ДЕРЕК. Семь вечера, я сижу на веранде совсем один и без всего, без книги, без компании, даже без телефона, смотрю прямо на усталое солнце, сквозь очки оно видится оранжево-желтым, почти охряным, цвета «Кафе «Багдад», и его отражение в бескрайнем, сколько хватает глаз, море, которое, по-моему, нельзя не назвать сверкающим, хоть это и клише, создает странное впечатление, мне кажется, что оно покачивается в ритме старой пластинки Дженис Джоплин, только что найденной в шкафу в комнате матери, и я совершенно уверен, наверное, потому, что слегка одурел от всего сразу (вина, травки, нескольких порошков теместы): все, что я вижу, и есть эта музыка — и розы, и мимозы, и все эти качающиеся головки цветов, чьих названий я не знаю, и забытый в бассейне светящийся матрас, отданный на волю мистраля, и гермесовское полотенце, что взлетает в воздух и исчезает вдали, и скалы, почерневшие под ударами волн, и особенно сами волны, дым от моей сигары, моя длинная тень на белой стене, и горизонт, горизонт, горизонт — и, сильнее стойкого убеждения, что вокруг меня скверный клип, сильнее, чем этот вид, переполняющий меня восторгом, восторгом с ноткой горечи, потому что в нем не хватает человеческого присутствия, сильнее, чем эта музыка из прошлого, — тень матери, прекрасная, чуть размытая, словно на любительской кинопленке, в очках Wayfarer и купальнике Missoni, она нетерпеливым жестом убирает под тюрбан выбившиеся пряди волос, балансируя на этих самых скалах, и зовет меня, чтобы я вылез из лодки, зовет: «Дерек, Дерек», — зовет, потому что пора домой.

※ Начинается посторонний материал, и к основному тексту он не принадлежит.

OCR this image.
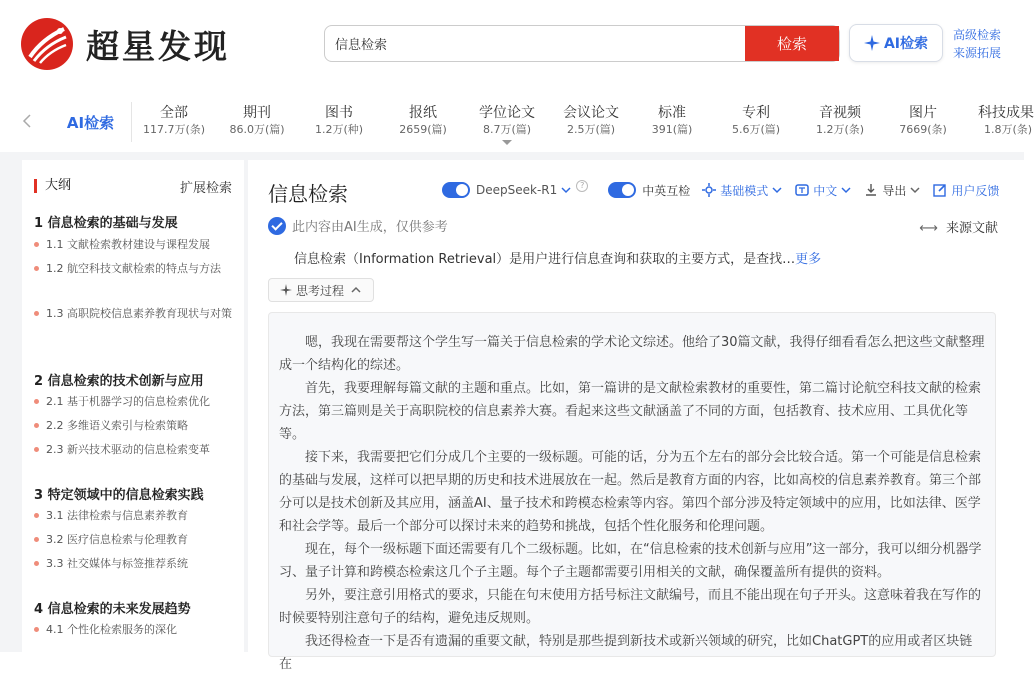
超星发现
信息检索	检索	AI检索
高级检索
来源拓展
AI检索
全部
117.7万(条)
期刊
86.0万(篇)
图书
1.2万(种)
报纸
2659(篇)
学位论文
8.7万(篇)
会议论文
2.5万(篇)
标准
391(篇)
专利
5.6万(篇)
音视频
1.2万(条)
图片
7669(条)
科技成果
1.8万(条)
大纲	扩展检索
1 信息检索的基础与发展
1.1 文献检索教材建设与课程发展
1.2 航空科技文献检索的特点与方法
1.3 高职院校信息素养教育现状与对策
2 信息检索的技术创新与应用
2.1 基于机器学习的信息检索优化
2.2 多维语义索引与检索策略
2.3 新兴技术驱动的信息检索变革
3 特定领域中的信息检索实践
3.1 法律检索与信息素养教育
3.2 医疗信息检索与伦理教育
3.3 社交媒体与标签推荐系统
4 信息检索的未来发展趋势
4.1 个性化检索服务的深化
信息检索	DeepSeek-R1	?	中英互检	基础模式	中文	导出	用户反馈
此内容由AI生成，仅供参考	⟷ 来源文献
信息检索（Information Retrieval）是用户进行信息查询和获取的主要方式，是查找…更多
思考过程

嗯，我现在需要帮这个学生写一篇关于信息检索的学术论文综述。他给了30篇文献，我得仔细看看怎么把这些文献整理成一个结构化的综述。

首先，我要理解每篇文献的主题和重点。比如，第一篇讲的是文献检索教材的重要性，第二篇讨论航空科技文献的检索方法，第三篇则是关于高职院校的信息素养大赛。看起来这些文献涵盖了不同的方面，包括教育、技术应用、工具优化等等。

接下来，我需要把它们分成几个主要的一级标题。可能的话，分为五个左右的部分会比较合适。第一个可能是信息检索的基础与发展，这样可以把早期的历史和技术进展放在一起。然后是教育方面的内容，比如高校的信息素养教育。第三个部分可以是技术创新及其应用，涵盖AI、量子技术和跨模态检索等内容。第四个部分涉及特定领域中的应用，比如法律、医学和社会学等。最后一个部分可以探讨未来的趋势和挑战，包括个性化服务和伦理问题。

现在，每个一级标题下面还需要有几个二级标题。比如，在“信息检索的技术创新与应用”这一部分，我可以细分机器学习、量子计算和跨模态检索这几个子主题。每个子主题都需要引用相关的文献，确保覆盖所有提供的资料。

另外，要注意引用格式的要求，只能在句末使用方括号标注文献编号，而且不能出现在句子开头。这意味着我在写作的时候要特别注意句子的结构，避免违反规则。

我还得检查一下是否有遗漏的重要文献，特别是那些提到新技术或新兴领域的研究，比如ChatGPT的应用或者区块链在
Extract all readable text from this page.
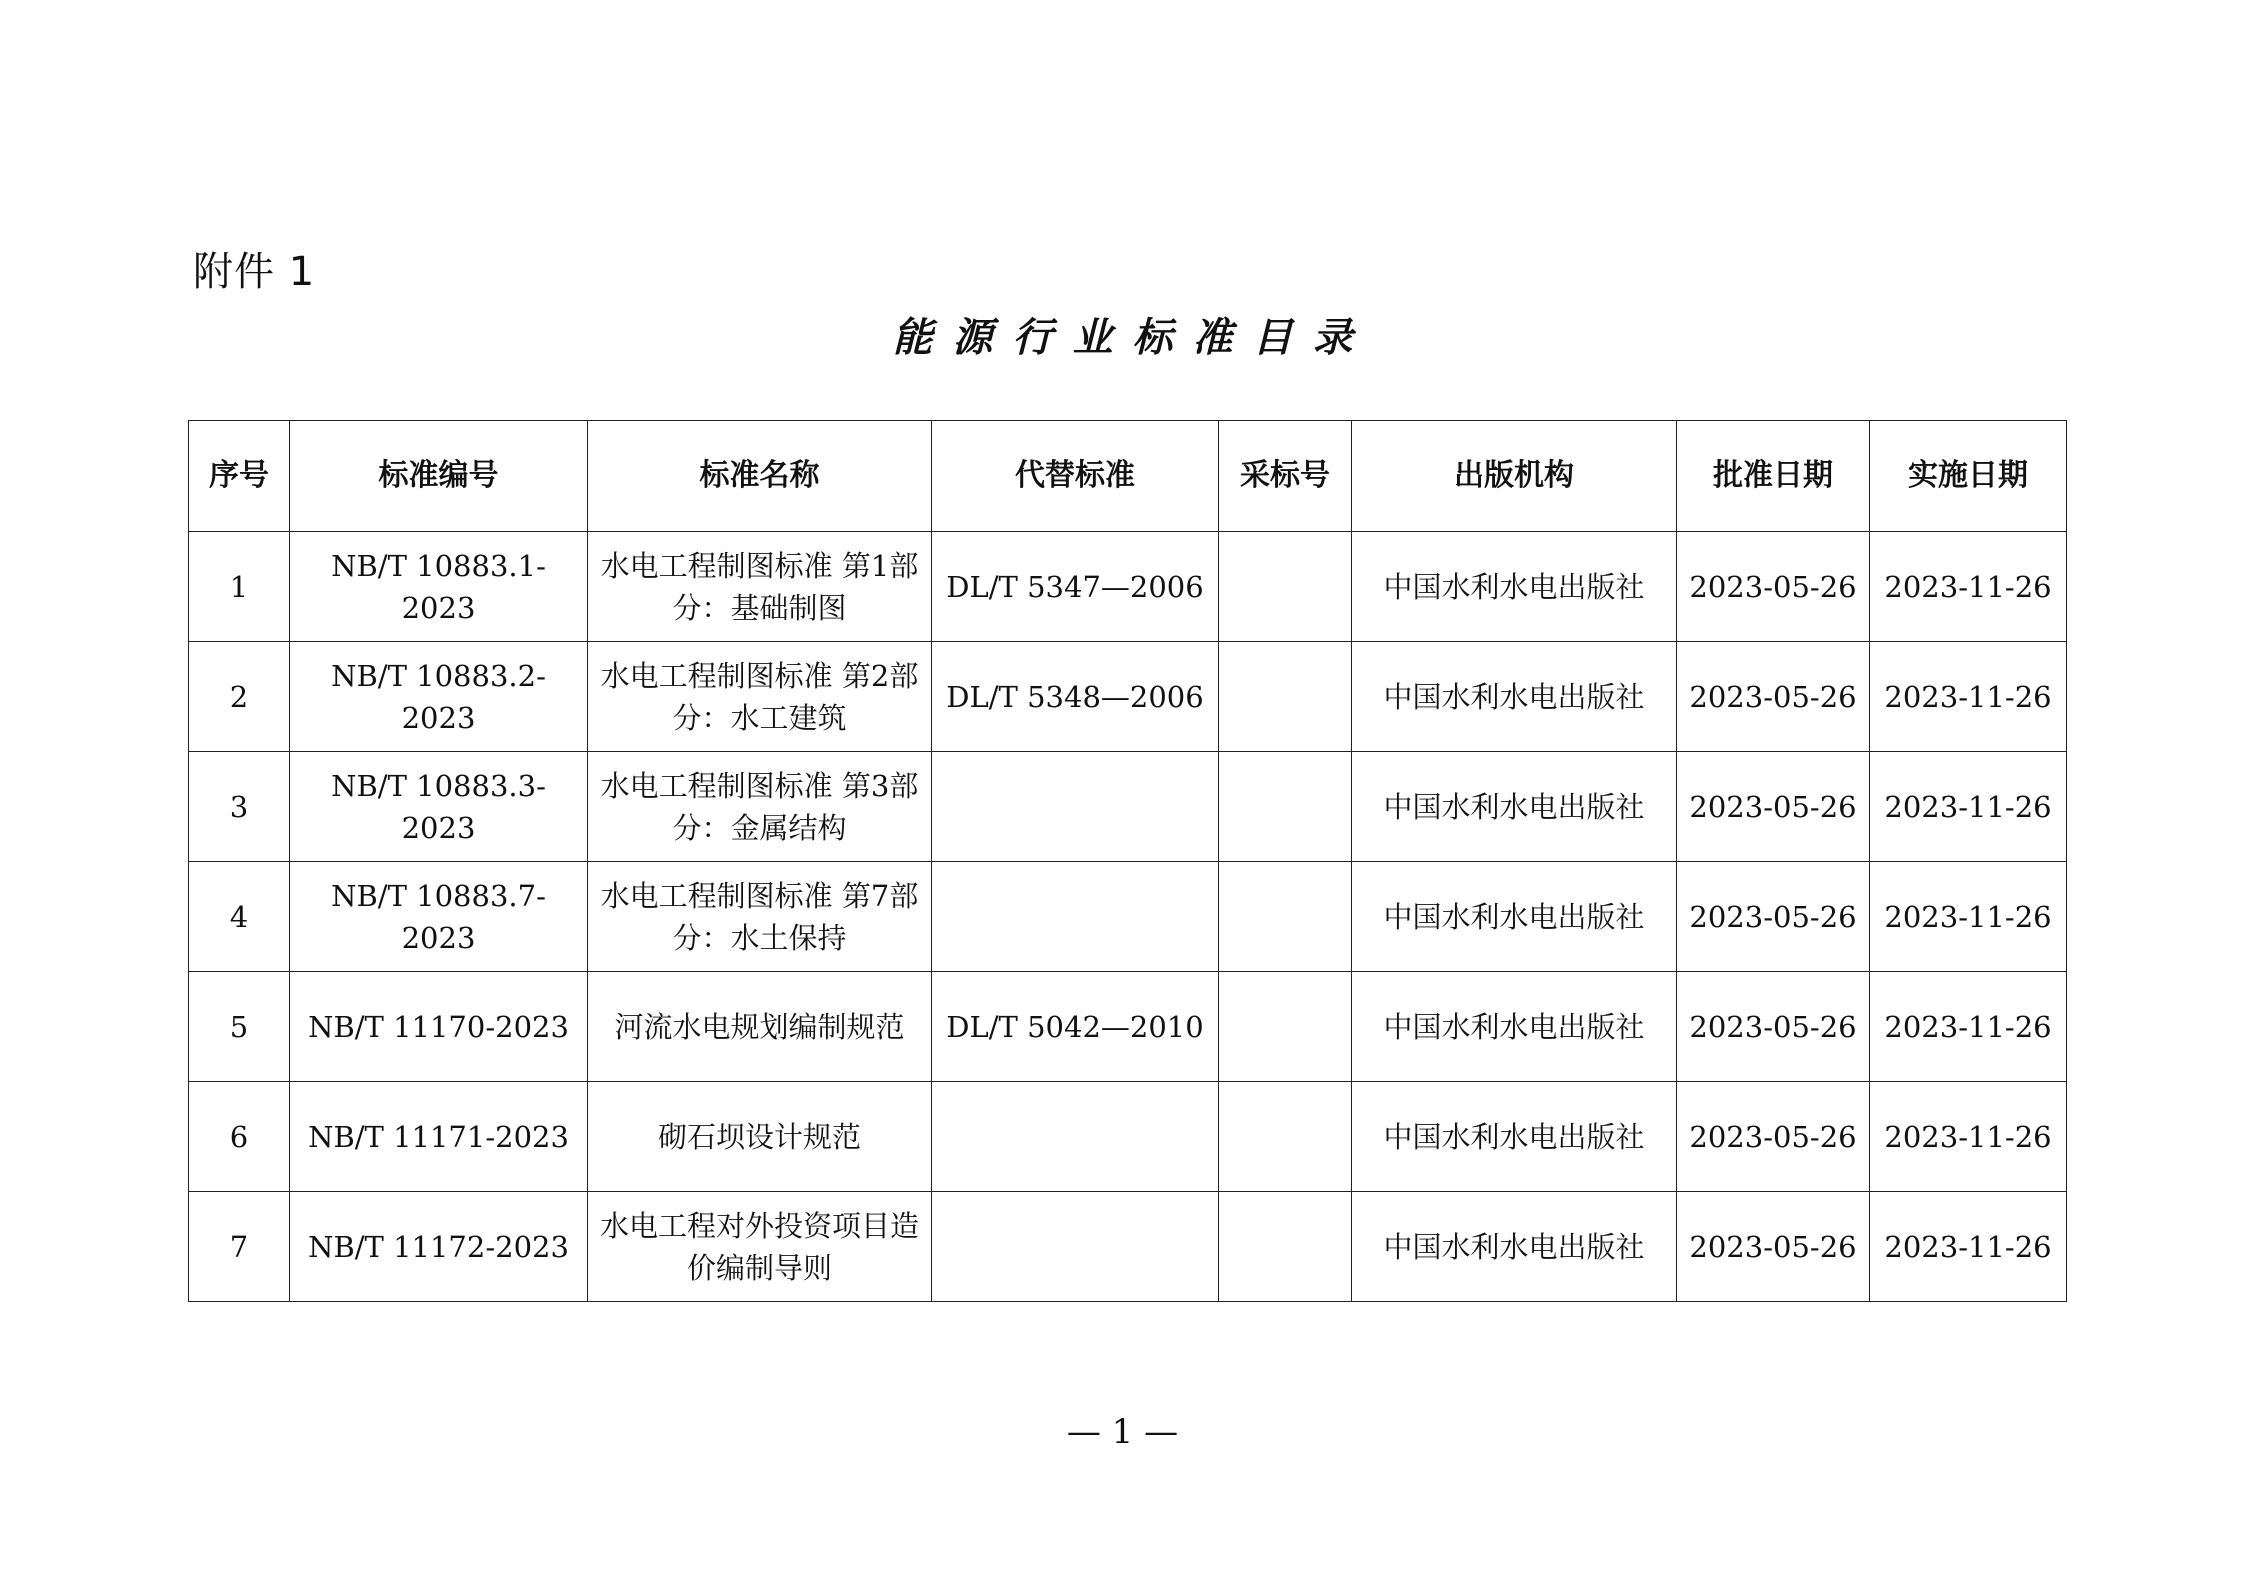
附件 1
能源行业标准目录
序号	标准编号	标准名称	代替标准	采标号	出版机构	批准日期	实施日期
1	NB/T 10883.1-2023	水电工程制图标准 第1部分：基础制图	DL/T 5347—2006		中国水利水电出版社	2023-05-26	2023-11-26
2	NB/T 10883.2-2023	水电工程制图标准 第2部分：水工建筑	DL/T 5348—2006		中国水利水电出版社	2023-05-26	2023-11-26
3	NB/T 10883.3-2023	水电工程制图标准 第3部分：金属结构			中国水利水电出版社	2023-05-26	2023-11-26
4	NB/T 10883.7-2023	水电工程制图标准 第7部分：水土保持			中国水利水电出版社	2023-05-26	2023-11-26
5	NB/T 11170-2023	河流水电规划编制规范	DL/T 5042—2010		中国水利水电出版社	2023-05-26	2023-11-26
6	NB/T 11171-2023	砌石坝设计规范			中国水利水电出版社	2023-05-26	2023-11-26
7	NB/T 11172-2023	水电工程对外投资项目造价编制导则			中国水利水电出版社	2023-05-26	2023-11-26
— 1 —
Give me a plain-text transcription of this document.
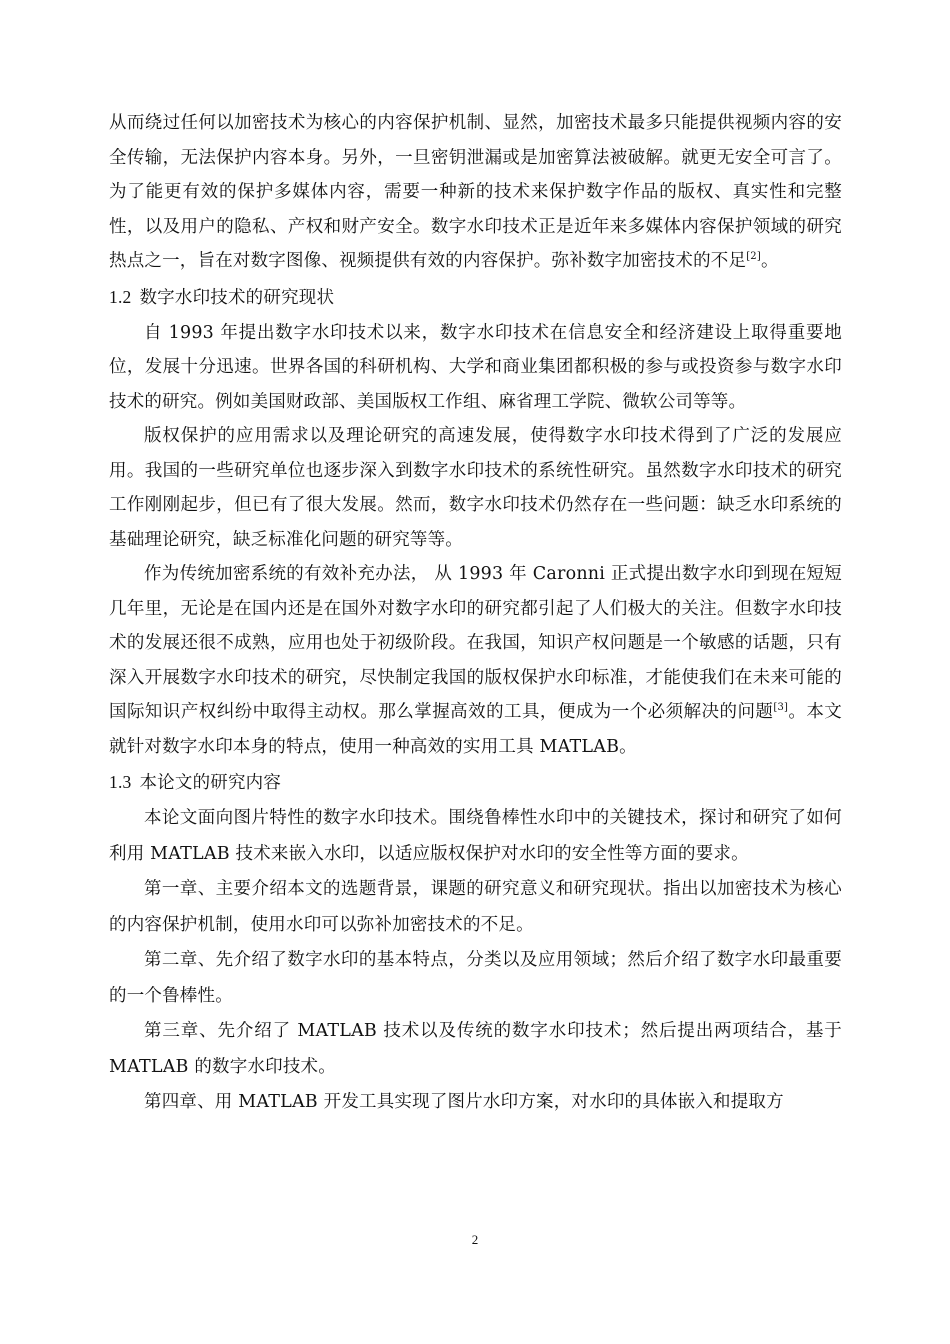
从而绕过任何以加密技术为核心的内容保护机制、显然，加密技术最多只能提供视频内容的安全传输，无法保护内容本身。另外，一旦密钥泄漏或是加密算法被破解。就更无安全可言了。为了能更有效的保护多媒体内容，需要一种新的技术来保护数字作品的版权、真实性和完整性，以及用户的隐私、产权和财产安全。数字水印技术正是近年来多媒体内容保护领域的研究热点之一，旨在对数字图像、视频提供有效的内容保护。弥补数字加密技术的不足[2]。

1.2 数字水印技术的研究现状

自 1993 年提出数字水印技术以来，数字水印技术在信息安全和经济建设上取得重要地位，发展十分迅速。世界各国的科研机构、大学和商业集团都积极的参与或投资参与数字水印技术的研究。例如美国财政部、美国版权工作组、麻省理工学院、微软公司等等。

版权保护的应用需求以及理论研究的高速发展，使得数字水印技术得到了广泛的发展应用。我国的一些研究单位也逐步深入到数字水印技术的系统性研究。虽然数字水印技术的研究工作刚刚起步，但已有了很大发展。然而，数字水印技术仍然存在一些问题：缺乏水印系统的基础理论研究，缺乏标准化问题的研究等等。

作为传统加密系统的有效补充办法， 从 1993 年 Caronni 正式提出数字水印到现在短短几年里，无论是在国内还是在国外对数字水印的研究都引起了人们极大的关注。但数字水印技术的发展还很不成熟，应用也处于初级阶段。在我国，知识产权问题是一个敏感的话题，只有深入开展数字水印技术的研究，尽快制定我国的版权保护水印标准，才能使我们在未来可能的国际知识产权纠纷中取得主动权。那么掌握高效的工具，便成为一个必须解决的问题[3]。本文就针对数字水印本身的特点，使用一种高效的实用工具 MATLAB。

1.3 本论文的研究内容

本论文面向图片特性的数字水印技术。围绕鲁棒性水印中的关键技术，探讨和研究了如何利用 MATLAB 技术来嵌入水印，以适应版权保护对水印的安全性等方面的要求。

第一章、主要介绍本文的选题背景，课题的研究意义和研究现状。指出以加密技术为核心的内容保护机制，使用水印可以弥补加密技术的不足。

第二章、先介绍了数字水印的基本特点，分类以及应用领域；然后介绍了数字水印最重要的一个鲁棒性。

第三章、先介绍了 MATLAB 技术以及传统的数字水印技术；然后提出两项结合，基于 MATLAB 的数字水印技术。

第四章、用 MATLAB 开发工具实现了图片水印方案，对水印的具体嵌入和提取方

2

И лишь когда солнце опускается наконец за холм напротив, чары рассеиваются, все из охряного становится серо-голубым, я снимаю ненужные больше темные очки и обнаруживаю, что плачу.
Мимо проходит Манон и видит меня. Приостанавливается на долю секунды, она видела мое лицо, слезы, и как я скорей опять надеваю темные очки, и как я отвожу глаза. Тоже отворачивается и идет дальше.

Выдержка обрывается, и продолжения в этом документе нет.